George Maupin’s Career
George started working at KHQ as a producer for the newscast. He eventually joined the on-air crew as a weather anchor after his charisma became unavoidable.
Later, George joined Sean Owsley, Dave Cotton, and Shelly Monahan on the KHQ morning show. For nearly ten years, the four of them assisted everyone in the Inland Northwest with getting their day started. After working at KHQ for almost 20 years, George retired in 2012.
There has never been anyone like George Maupin in the Inland Northwest’s history of television broadcasting, and there never will be. It would be an understatement to say that he broke the mold; he smashed it into a million pieces.
George was a legendary figure who was so unpredictable and hilarious that you couldn’t take your eyes off of him for fear of missing the magic.

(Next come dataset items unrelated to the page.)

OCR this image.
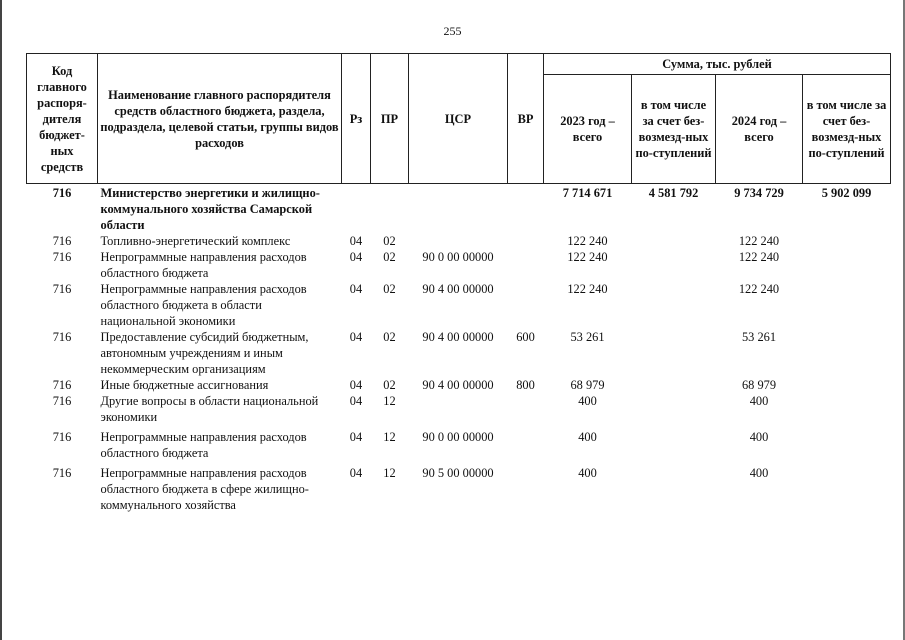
255
Код главного распоря-дителя бюджет-ных средств	Наименование главного распорядителя средств областного бюджета, раздела, подраздела, целевой статьи, группы видов расходов	Рз	ПР	ЦСР	ВР	Сумма, тыс. рублей			
						2023 год – всего	в том числе за счет без-возмезд-ных по-ступлений	2024 год – всего	в том числе за счет без-возмезд-ных по-ступлений
716	Министерство энергетики и жилищно-коммунального хозяйства Самарской области					7 714 671	4 581 792	9 734 729	5 902 099
716	Топливно-энергетический комплекс	04	02			122 240		122 240	
716	Непрограммные направления расходов областного бюджета	04	02	90 0 00 00000		122 240		122 240	
716	Непрограммные направления расходов областного бюджета в области национальной экономики	04	02	90 4 00 00000		122 240		122 240	
716	Предоставление субсидий бюджетным, автономным учреждениям и иным некоммерческим организациям	04	02	90 4 00 00000	600	53 261		53 261	
716	Иные бюджетные ассигнования	04	02	90 4 00 00000	800	68 979		68 979	
716	Другие вопросы в области национальной экономики	04	12			400		400	
716	Непрограммные направления расходов областного бюджета	04	12	90 0 00 00000		400		400	
716	Непрограммные направления расходов областного бюджета в сфере жилищно-коммунального хозяйства	04	12	90 5 00 00000		400		400	
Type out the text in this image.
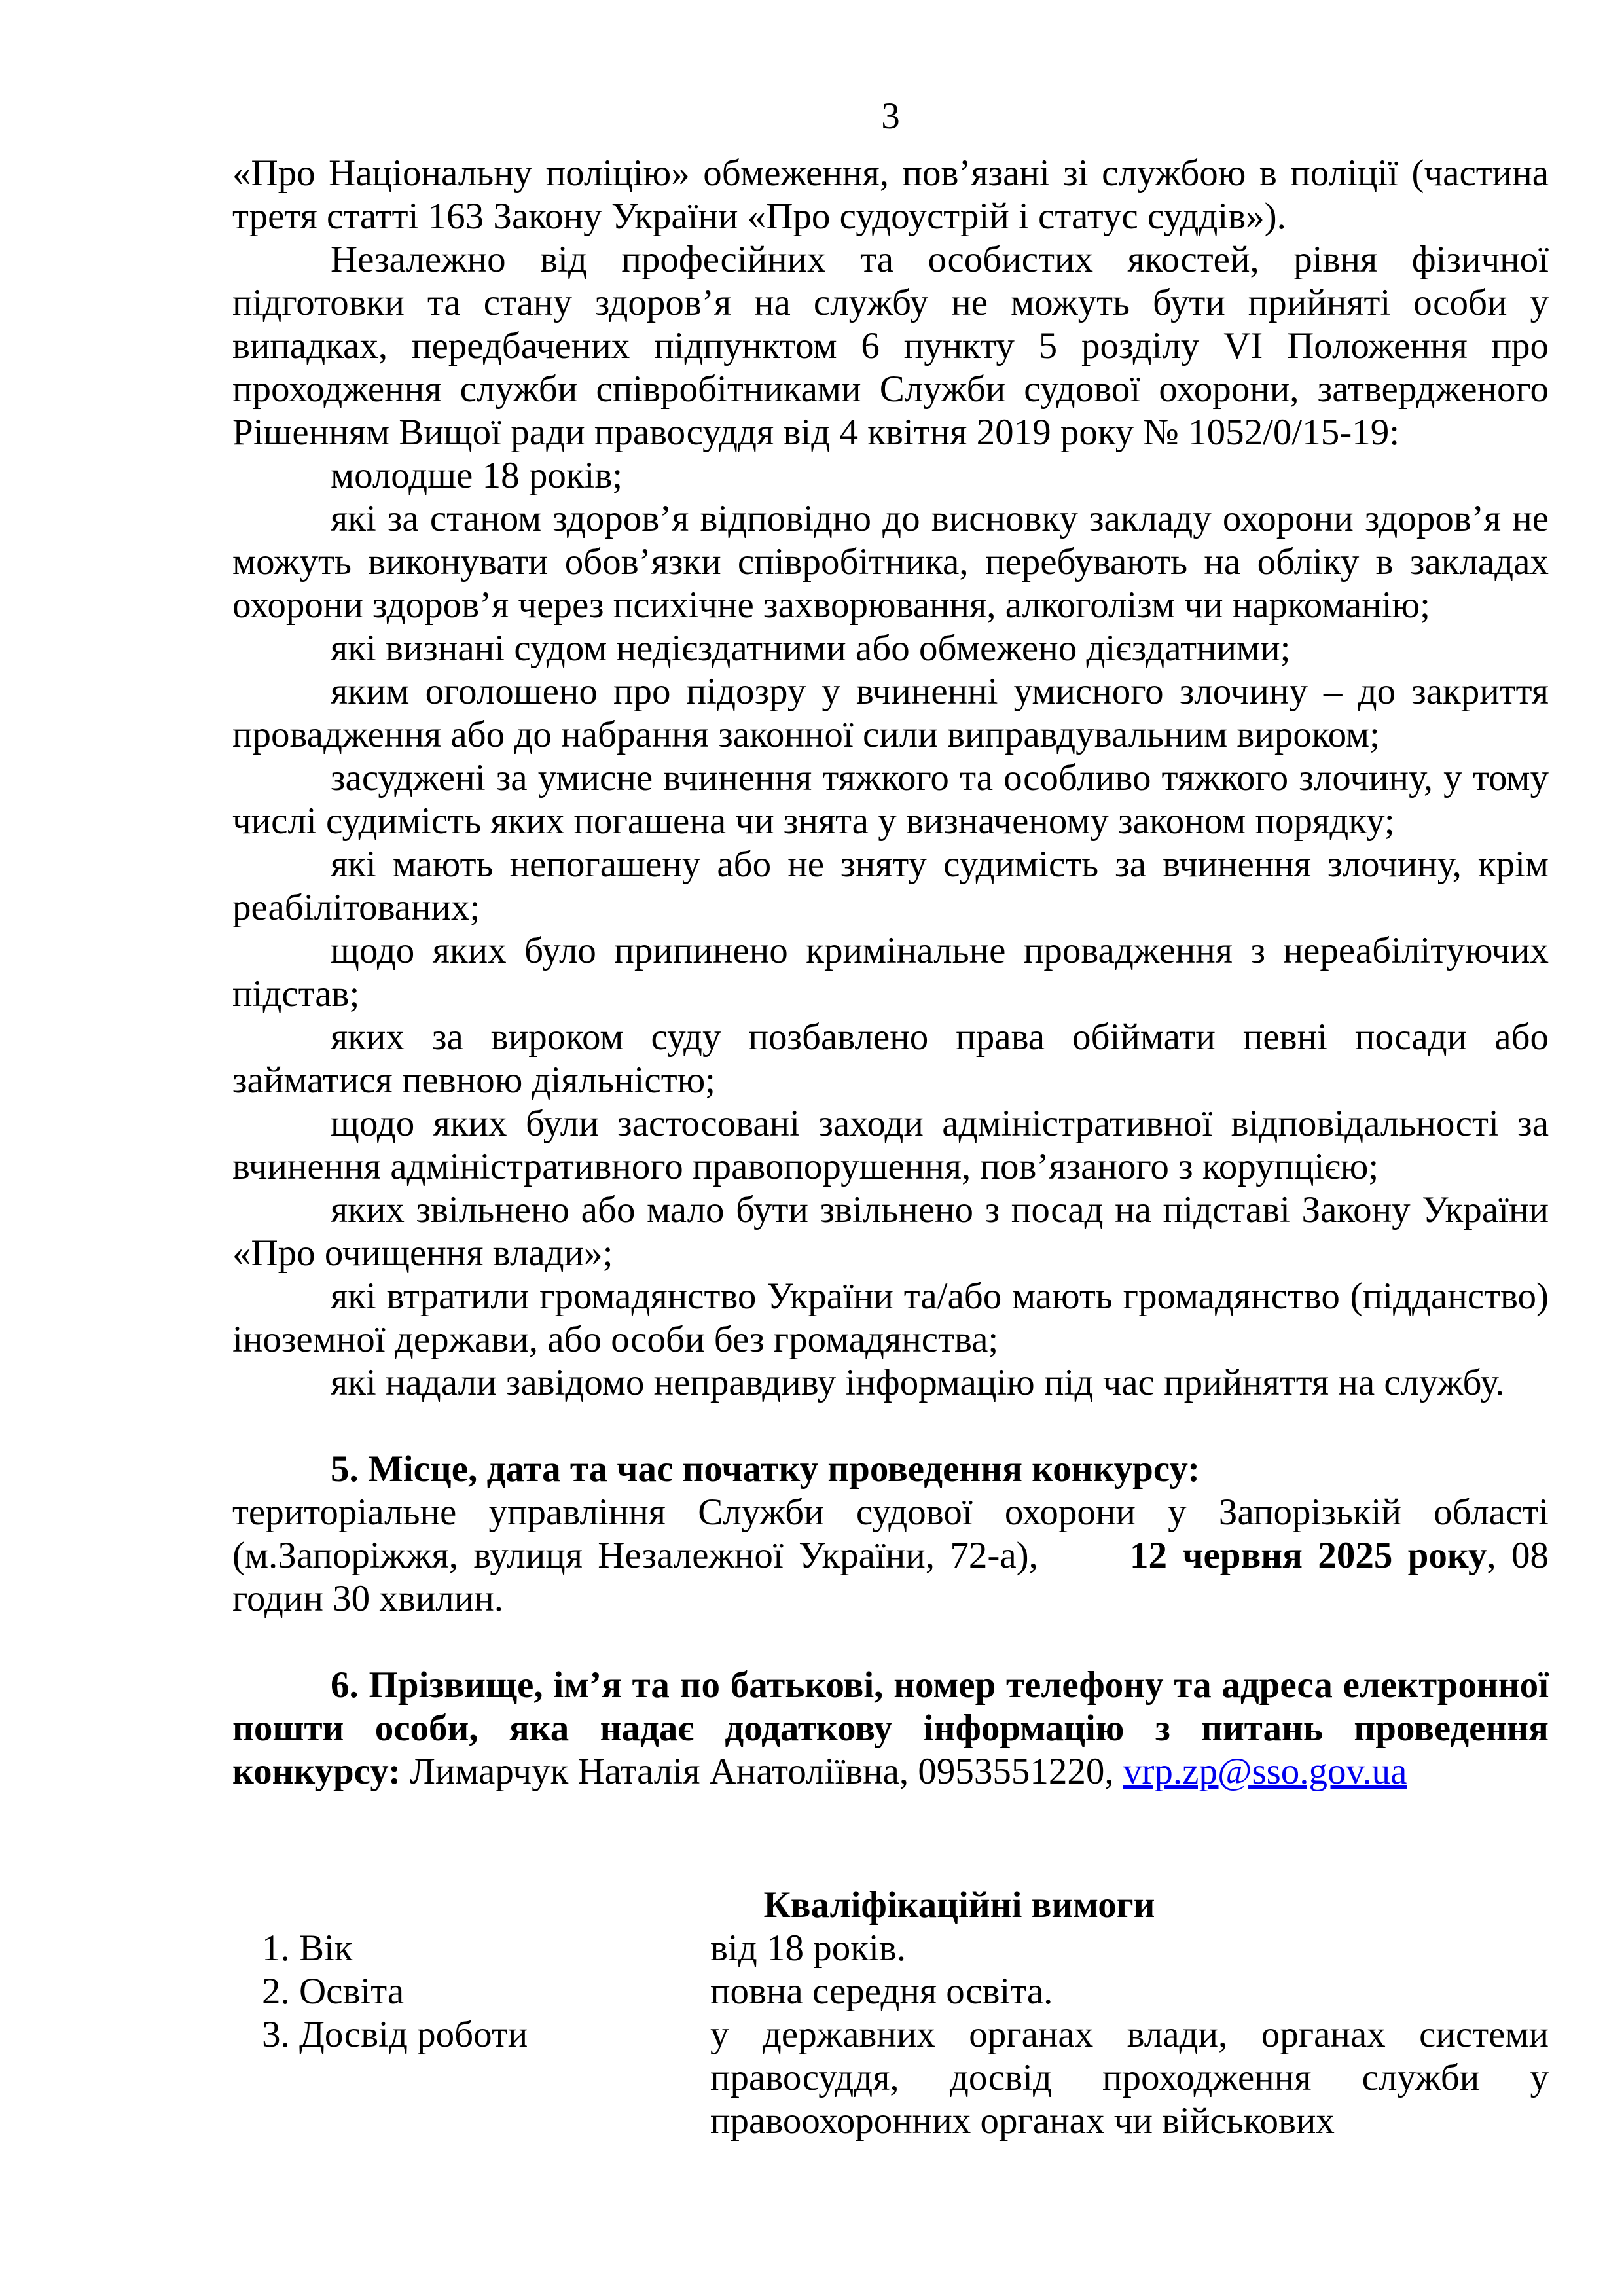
3

«Про Національну поліцію» обмеження, пов’язані зі службою в поліції (частина третя статті 163 Закону України «Про судоустрій і статус суддів»).

Незалежно від професійних та особистих якостей, рівня фізичної підготовки та стану здоров’я на службу не можуть бути прийняті особи у випадках, передбачених підпунктом 6 пункту 5 розділу VI Положення про проходження служби співробітниками Служби судової охорони, затвердженого Рішенням Вищої ради правосуддя від 4 квітня 2019 року № 1052/0/15-19:

молодше 18 років;

які за станом здоров’я відповідно до висновку закладу охорони здоров’я не можуть виконувати обов’язки співробітника, перебувають на обліку в закладах охорони здоров’я через психічне захворювання, алкоголізм чи наркоманію;

які визнані судом недієздатними або обмежено дієздатними;

яким оголошено про підозру у вчиненні умисного злочину – до закриття провадження або до набрання законної сили виправдувальним вироком;

засуджені за умисне вчинення тяжкого та особливо тяжкого злочину, у тому числі судимість яких погашена чи знята у визначеному законом порядку;

які мають непогашену або не зняту судимість за вчинення злочину, крім реабілітованих;

щодо яких було припинено кримінальне провадження з нереабілітуючих підстав;

яких за вироком суду позбавлено права обіймати певні посади або займатися певною діяльністю;

щодо яких були застосовані заходи адміністративної відповідальності за вчинення адміністративного правопорушення, пов’язаного з корупцією;

яких звільнено або мало бути звільнено з посад на підставі Закону України «Про очищення влади»;

які втратили громадянство України та/або мають громадянство (підданство) іноземної держави, або особи без громадянства;

які надали завідомо неправдиву інформацію під час прийняття на службу.

5. Місце, дата та час початку проведення конкурсу:

територіальне управління Служби судової охорони у Запорізькій області (м.Запоріжжя, вулиця Незалежної України, 72-а), 12 червня 2025 року, 08 годин 30 хвилин.

6. Прізвище, ім’я та по батькові, номер телефону та адреса електронної пошти особи, яка надає додаткову інформацію з питань проведення конкурсу: Лимарчук Наталія Анатоліївна, 0953551220, vrp.zp@sso.gov.ua

Кваліфікаційні вимоги
1. Вік	від 18 років.
2. Освіта	повна середня освіта.
3. Досвід роботи	у державних органах влади, органах системи правосуддя, досвід проходження служби у правоохоронних органах чи військових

What many people might not be aware of is that before moving to Spokane, George was a hugely well-liked sportscaster in Las Vegas. At the height of the sport, he spent his days exchanging verbal blows with Muhammad Ali and other legendary boxers.
He frequently recalled events from that era, recalling how, while he was performing in an arena, the crowd began screaming “George! George! George!” as a testament to how well-known he was at the time.
George’s catchphrase, “Spoko Mojo,” which is as effortless in front of the camera as you’ve ever seen, got ingrained in the culture of Spokane. People would yell at him when he was in the neighborhood because he worked it in as frequently as he could.
George made us all feel better, smile, and laugh until we were in tears. While he will be missed as a broadcaster, George Maupin will never be replaced as a man, a parent, a husband, and a friend.